The Current State of Smart Contract Wallets

Smart contract wallets have been around for a while. They have traditionally been used as MultiSig wallets where the wallet is controlled by multiple private keys and transactions are authorized in distinct steps. Signing transactions in distinct steps makes sense when the private keys are controlled by different individuals which is the case when the MultiSig is used to hold the funds of an organization, but it’s a clunky experience for advanced users that want improved security.

Safe has historically been the most popular MultiSig. Smart contract wallets need to be trusted and Safe’s long history of safety and security makes it the best option. There is some risk to using an early smart contract wallet given that some have been hacked in the past (*cough cough* Parity MultiSig hack).
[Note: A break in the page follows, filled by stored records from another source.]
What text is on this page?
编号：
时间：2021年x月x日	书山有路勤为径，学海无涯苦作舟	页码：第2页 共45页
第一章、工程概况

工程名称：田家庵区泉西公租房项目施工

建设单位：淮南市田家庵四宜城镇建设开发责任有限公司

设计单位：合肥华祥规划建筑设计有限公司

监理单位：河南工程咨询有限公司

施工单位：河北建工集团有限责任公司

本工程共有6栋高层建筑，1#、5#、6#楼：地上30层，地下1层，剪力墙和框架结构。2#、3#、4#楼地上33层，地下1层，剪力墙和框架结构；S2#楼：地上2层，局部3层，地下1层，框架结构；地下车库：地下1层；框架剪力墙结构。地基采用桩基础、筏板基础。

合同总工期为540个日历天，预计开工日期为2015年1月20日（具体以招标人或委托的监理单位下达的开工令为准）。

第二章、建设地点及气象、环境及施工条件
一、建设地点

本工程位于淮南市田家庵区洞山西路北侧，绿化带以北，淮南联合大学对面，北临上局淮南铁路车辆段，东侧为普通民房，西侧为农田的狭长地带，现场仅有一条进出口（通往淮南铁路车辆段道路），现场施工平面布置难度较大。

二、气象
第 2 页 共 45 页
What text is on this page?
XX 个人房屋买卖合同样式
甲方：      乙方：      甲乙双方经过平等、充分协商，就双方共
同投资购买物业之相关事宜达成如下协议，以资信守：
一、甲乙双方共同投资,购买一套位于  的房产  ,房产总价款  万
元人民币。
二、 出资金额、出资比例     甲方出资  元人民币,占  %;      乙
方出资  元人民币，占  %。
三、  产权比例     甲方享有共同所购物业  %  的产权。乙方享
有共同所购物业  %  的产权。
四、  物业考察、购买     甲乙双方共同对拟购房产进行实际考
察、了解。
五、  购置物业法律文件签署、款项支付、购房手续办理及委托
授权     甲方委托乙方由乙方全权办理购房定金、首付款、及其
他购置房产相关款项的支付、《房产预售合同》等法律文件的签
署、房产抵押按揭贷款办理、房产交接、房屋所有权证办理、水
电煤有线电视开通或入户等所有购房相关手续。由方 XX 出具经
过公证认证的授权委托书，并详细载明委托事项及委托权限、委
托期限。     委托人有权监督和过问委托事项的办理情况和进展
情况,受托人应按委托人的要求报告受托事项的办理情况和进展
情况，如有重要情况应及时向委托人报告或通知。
New smart contract wallets will need to prove themselves over a long time period before they can reach wide adoption.

Argent and Authereum were two of the earliest attempts to bring smart contract wallets mainstream but both teams have since pivoted because the deployment costs on Ethereum mainnet were (and still are) prohibitive for everyday users. Argent pivoted to focusing their wallet on Layer 2s, specifically Starknet and zkSync, while the Authereum team is now behind the Hop bridge.

Recently wallets like Waymont and Sequence have created much cleaner user-experiences around MultiSigs. The former is targeted at high net worth individuals and the latter is targeted for everydays users. Polymarket also uses smart contract wallets under the hood to offer their users gasless and batched transactions.

EIP4337

An article on smart contract wallets and account abstraction wouldn’t be complete without discussing EIP4337. EIP4337 is a standard for smart contract wallets and a design for a decentralized relayer (“bundler” in EIP4337 jargon) network.

Creating a standard for smart contract wallets is great, but I’ve long been critical of EIP4337 for creating a decentralized bundler network, making the standard more complicated without an immediate benefit to users or developers. With that said, EIP4337 will help Ethereum transition to native AA. If it gains enough adoption, blockchain validators will become bundlers and vice versa.

There are a number of companies building smart contract wallets on top of EIP4337 including Fun, ZeroDev, and Biconomy.

Looking Forward

I expect smart contract wallets to gain significant adoption in the next couple years due to their benefits and eventually become the status quo for wallets when account abstraction is adopted in the protocol. There is an opportunity now for wallets like Metamask, Phantom, Rainbow, etc. to offer users a more secure and seamless experience by being early consumer smart contract wallets for users able to pay for their own onboarding costs.